Le droit de propriété intellectuelle

4e séminaire d'Alain Laurent, le 15 avril 2010


Télécharger ici l'enregistrement audio du séminaire


(Merci à Roman pour l'enregistrement et à Axelle pour le compte-rendu)

Alain Laurent a commencé par poser la distinction entre les œuvres et les idées. Les idées n’appartiennent à personne, ce n’est pas le cas des œuvres.
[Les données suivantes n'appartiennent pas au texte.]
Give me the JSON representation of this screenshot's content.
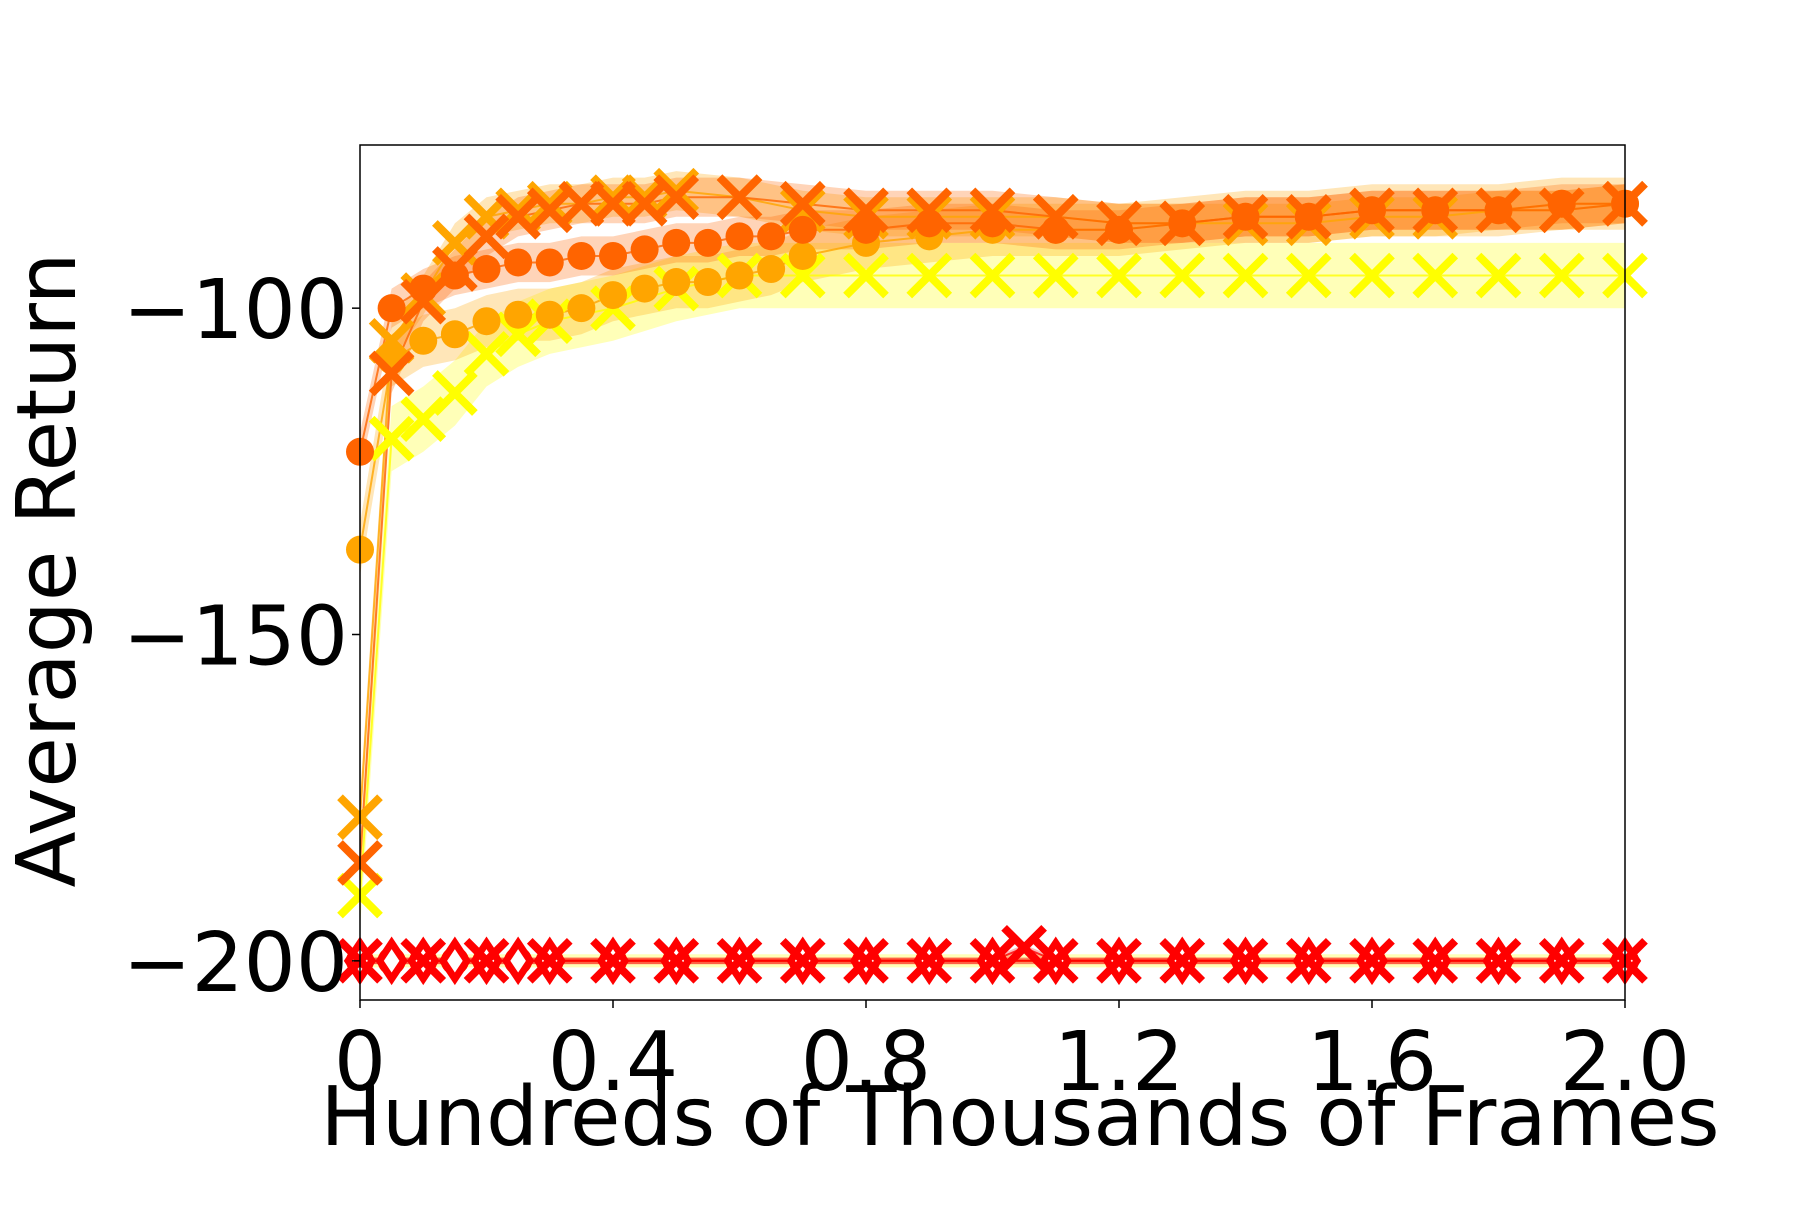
{
  "chart_data": {
    "type": "line",
    "title": "",
    "xlabel": "Hundreds of Thousands of Frames",
    "ylabel": "Average Return",
    "xlim": [
      0,
      2.0
    ],
    "ylim": [
      -206,
      -75
    ],
    "x_ticks": [
      0,
      0.4,
      0.8,
      1.2,
      1.6,
      2.0
    ],
    "x_tick_labels": [
      "0",
      "0.4",
      "0.8",
      "1.2",
      "1.6",
      "2.0"
    ],
    "y_ticks": [
      -100,
      -150,
      -200
    ],
    "y_tick_labels": [
      "−100",
      "−150",
      "−200"
    ],
    "grid": false,
    "legend": "none",
    "series": [
      {
        "color": "#FFFF00",
        "marker": "x",
        "x": [
          0.0,
          0.05,
          0.1,
          0.15,
          0.2,
          0.25,
          0.3,
          0.4,
          0.5,
          0.6,
          0.7,
          0.8,
          0.9,
          1.0,
          1.1,
          1.2,
          1.3,
          1.4,
          1.5,
          1.6,
          1.7,
          1.8,
          1.9,
          2.0
        ],
        "y": [
          -190,
          -120,
          -117,
          -113,
          -107,
          -104,
          -102,
          -100,
          -97,
          -95,
          -95,
          -95,
          -95,
          -95,
          -95,
          -95,
          -95,
          -95,
          -95,
          -95,
          -95,
          -95,
          -95,
          -95
        ],
        "band": 5
      },
      {
        "color": "#FFFF00",
        "marker": "o",
        "x": [
          0.0,
          0.05,
          0.1,
          0.15,
          0.2,
          0.25,
          0.3,
          0.4,
          0.5,
          0.6,
          0.7,
          0.8,
          0.9,
          1.0,
          1.1,
          1.2,
          1.3,
          1.4,
          1.5,
          1.6,
          1.7,
          1.8,
          1.9,
          2.0
        ],
        "y": [
          -200,
          -200,
          -200,
          -200,
          -200,
          -200,
          -200,
          -200,
          -200,
          -200,
          -200,
          -200,
          -200,
          -200,
          -200,
          -200,
          -200,
          -200,
          -200,
          -200,
          -200,
          -200,
          -200,
          -200
        ],
        "band": 1
      },
      {
        "color": "#FFA500",
        "marker": "o",
        "x": [
          0.0,
          0.05,
          0.1,
          0.15,
          0.2,
          0.25,
          0.3,
          0.35,
          0.4,
          0.45,
          0.5,
          0.55,
          0.6,
          0.65,
          0.7,
          0.8,
          0.9,
          1.0,
          1.1,
          1.2,
          1.3,
          1.4,
          1.5,
          1.6,
          1.7,
          1.8,
          1.9,
          2.0
        ],
        "y": [
          -137,
          -108,
          -105,
          -104,
          -102,
          -101,
          -101,
          -100,
          -98,
          -97,
          -96,
          -96,
          -95,
          -94,
          -92,
          -90,
          -89,
          -88,
          -88,
          -88,
          -87,
          -86,
          -86,
          -85,
          -85,
          -85,
          -84,
          -84
        ],
        "band": 4
      },
      {
        "color": "#FFA500",
        "marker": "x",
        "x": [
          0.0,
          0.05,
          0.1,
          0.15,
          0.2,
          0.25,
          0.3,
          0.35,
          0.4,
          0.45,
          0.5,
          0.6,
          0.7,
          0.8,
          0.9,
          1.0,
          1.1,
          1.2,
          1.3,
          1.4,
          1.5,
          1.6,
          1.7,
          1.8,
          1.9,
          2.0
        ],
        "y": [
          -178,
          -105,
          -98,
          -90,
          -86,
          -85,
          -84,
          -84,
          -83,
          -83,
          -82,
          -83,
          -85,
          -86,
          -86,
          -86,
          -86,
          -87,
          -87,
          -87,
          -87,
          -86,
          -86,
          -85,
          -85,
          -84
        ],
        "band": 3
      },
      {
        "color": "#FF6400",
        "marker": "o",
        "x": [
          0.0,
          0.05,
          0.1,
          0.15,
          0.2,
          0.25,
          0.3,
          0.35,
          0.4,
          0.45,
          0.5,
          0.55,
          0.6,
          0.65,
          0.7,
          0.8,
          0.9,
          1.0,
          1.1,
          1.2,
          1.3,
          1.4,
          1.5,
          1.6,
          1.7,
          1.8,
          1.9,
          2.0
        ],
        "y": [
          -122,
          -100,
          -97,
          -95,
          -94,
          -93,
          -93,
          -92,
          -92,
          -91,
          -90,
          -90,
          -89,
          -89,
          -88,
          -88,
          -87,
          -87,
          -88,
          -88,
          -87,
          -86,
          -86,
          -85,
          -85,
          -85,
          -84,
          -84
        ],
        "band": 3
      },
      {
        "color": "#FF6400",
        "marker": "x",
        "x": [
          0.0,
          0.05,
          0.1,
          0.15,
          0.2,
          0.25,
          0.3,
          0.35,
          0.4,
          0.45,
          0.5,
          0.6,
          0.7,
          0.8,
          0.9,
          1.0,
          1.1,
          1.2,
          1.3,
          1.4,
          1.5,
          1.6,
          1.7,
          1.8,
          1.9,
          2.0
        ],
        "y": [
          -185,
          -110,
          -99,
          -94,
          -89,
          -86,
          -85,
          -84,
          -84,
          -84,
          -83,
          -83,
          -84,
          -85,
          -85,
          -85,
          -86,
          -87,
          -87,
          -86,
          -86,
          -85,
          -85,
          -85,
          -85,
          -84
        ],
        "band": 3
      },
      {
        "color": "#FF0000",
        "marker": "o",
        "x": [
          0.0,
          0.05,
          0.1,
          0.15,
          0.2,
          0.25,
          0.3,
          0.4,
          0.5,
          0.6,
          0.7,
          0.8,
          0.9,
          1.0,
          1.1,
          1.2,
          1.3,
          1.4,
          1.5,
          1.6,
          1.7,
          1.8,
          1.9,
          2.0
        ],
        "y": [
          -200,
          -200,
          -200,
          -200,
          -200,
          -200,
          -200,
          -200,
          -200,
          -200,
          -200,
          -200,
          -200,
          -200,
          -200,
          -200,
          -200,
          -200,
          -200,
          -200,
          -200,
          -200,
          -200,
          -200
        ],
        "band": 0.5
      },
      {
        "color": "#FF0000",
        "marker": "diamond",
        "x": [
          0.0,
          0.05,
          0.1,
          0.15,
          0.2,
          0.25,
          0.3,
          0.4,
          0.5,
          0.6,
          0.7,
          0.8,
          0.9,
          1.0,
          1.1,
          1.2,
          1.3,
          1.4,
          1.5,
          1.6,
          1.7,
          1.8,
          1.9,
          2.0
        ],
        "y": [
          -200,
          -200,
          -200,
          -200,
          -200,
          -200,
          -200,
          -200,
          -200,
          -200,
          -200,
          -200,
          -200,
          -200,
          -200,
          -200,
          -200,
          -200,
          -200,
          -200,
          -200,
          -200,
          -200,
          -200
        ],
        "band": 0.5
      },
      {
        "color": "#FF0000",
        "marker": "x",
        "x": [
          0.0,
          0.1,
          0.2,
          0.3,
          0.4,
          0.5,
          0.6,
          0.7,
          0.8,
          0.9,
          1.0,
          1.05,
          1.1,
          1.2,
          1.3,
          1.4,
          1.5,
          1.6,
          1.7,
          1.8,
          1.9,
          2.0
        ],
        "y": [
          -200,
          -200,
          -200,
          -200,
          -200,
          -200,
          -200,
          -200,
          -200,
          -200,
          -200,
          -198,
          -200,
          -200,
          -200,
          -200,
          -200,
          -200,
          -200,
          -200,
          -200,
          -200
        ],
        "band": 0.5
      }
    ]
  }
}
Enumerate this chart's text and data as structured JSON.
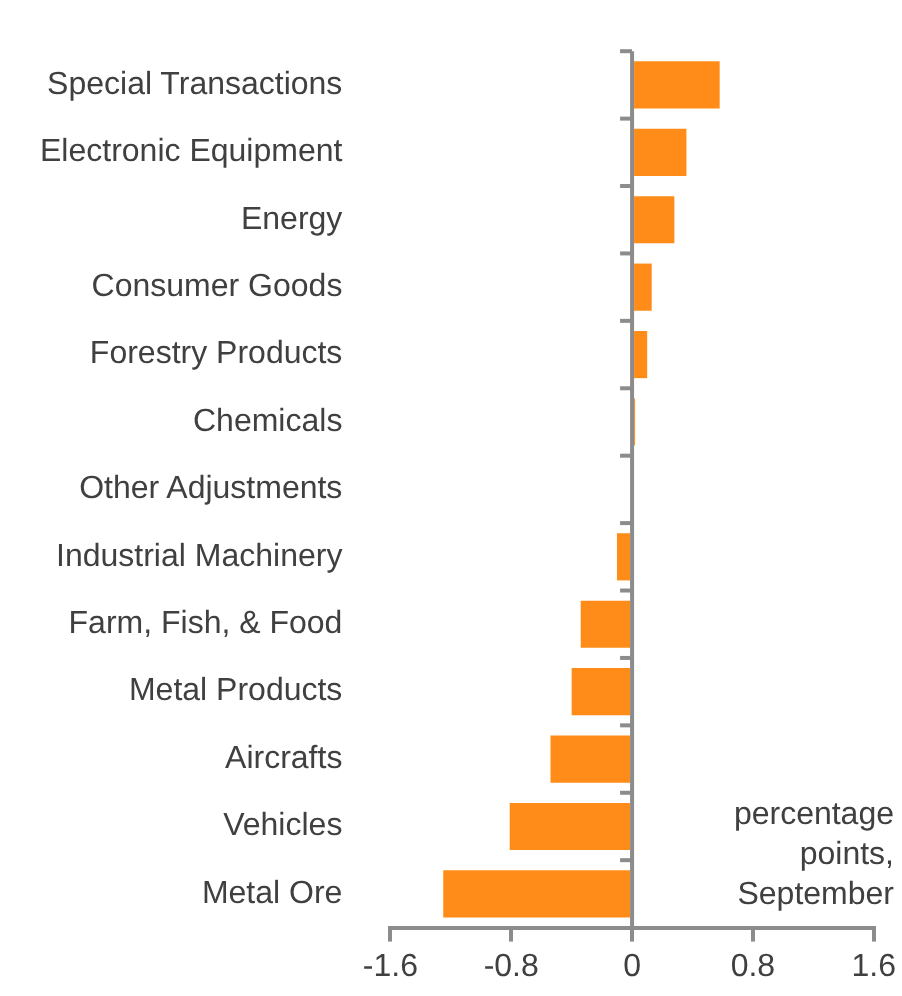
{
  "chart_data": {
    "type": "bar",
    "orientation": "horizontal",
    "categories": [
      "Special Transactions",
      "Electronic Equipment",
      "Energy",
      "Consumer Goods",
      "Forestry Products",
      "Chemicals",
      "Other Adjustments",
      "Industrial Machinery",
      "Farm, Fish, & Food",
      "Metal Products",
      "Aircrafts",
      "Vehicles",
      "Metal Ore"
    ],
    "values": [
      0.58,
      0.36,
      0.28,
      0.13,
      0.1,
      0.02,
      0,
      -0.1,
      -0.34,
      -0.4,
      -0.54,
      -0.81,
      -1.25
    ],
    "color": "#ff8c19",
    "xlim": [
      -1.6,
      1.6
    ],
    "xticks": [
      -1.6,
      -0.8,
      0,
      0.8,
      1.6
    ],
    "legend": false,
    "annotations": [
      "percentage points, September"
    ]
  }
}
A/ Ce n'est pas par hasard que l'on conteste aujourd'hui le droit de propriété intellectuelle puisque le droit de propriété lui-même est de plus en plus remis en cause.
Quelques exemples récents ce cette affirmation :
- Il y a une quinzaine d'années, en 1995, un juge a estimé, dans un tribunal, que le droit au logement était en concurrence avec le droit de propriété. Le droit au logement, dans l'affaire concernée avait même valeur constitutionnelle que le droit de propriété. Il en découle aujourd'hui qu'un squatteur ne peut être mis dehors d'un logement qui n'est pas le sien. (même s'il ne paie pas son loyer)
- Il y a trois mois, place des Vosges (http://www.leparisien.fr/paris-75/squat-place-des-vosges-la-justice-ordonne-l-expulsion-18-01-2010-782293.php), une propriétaire a vu ses appartements squattés par une bande. Le tribunal a finalement donné raison à la propriétaire mais cela ne coulait pas de source. Par ailleurs, sont-ils vraiment partis ?
- Autre cas qui remonte à décembre 2009 sur, cette fois-ci, l'occupation par des ouvriers de leur usine. La justice a donné tort au directeur, propriétaire des lieux, qui demandait la libération de l'usine. Citation dans un 20 minutes du 09 12 09 (http://www.20minutes.fr/article/369548/France-l-occupation-d-une-usine-jugee-licite.php) : "Le squatt professionnel est autorisé. La cour d'appel de Riom (Puy-de-Dôme) a jugé dans un arrêt rendu hier que l'occupation d'une usine par les salariés d'une entreprise ne pouvait être considérée comme « illicite ».
- Autre cas plus récent : les victimes de la tempête Xynthia sont, pour certains d'entre eux, dépossédés de leurs maisons de façon purement bureaucratique. (http://www.lexpansion.com/economie/actualite-economique/1393-habitations-rasees-a-cause-de-la-tempete-xynthia_229972.html)
- Le cas de la fiscalité française. En principe, un individu est propriétaire de ses revenus. Par une fiscalité spoliatrice, l'État décrète qu'il est propriétaire des revenus des individus. Il s'agit aussi, comme dans les autres cas, d'un viol du droit de propriété.
- Dernier cas simplement souligné : la souveraineté sur son propre corps, en France, n'est pas reconnue. On n'est pas libre de faire ce que l'on veut avec son corps (par exemple : vendre son sang). Il y a, à ce propos, des législations différentes dans d'autres pays.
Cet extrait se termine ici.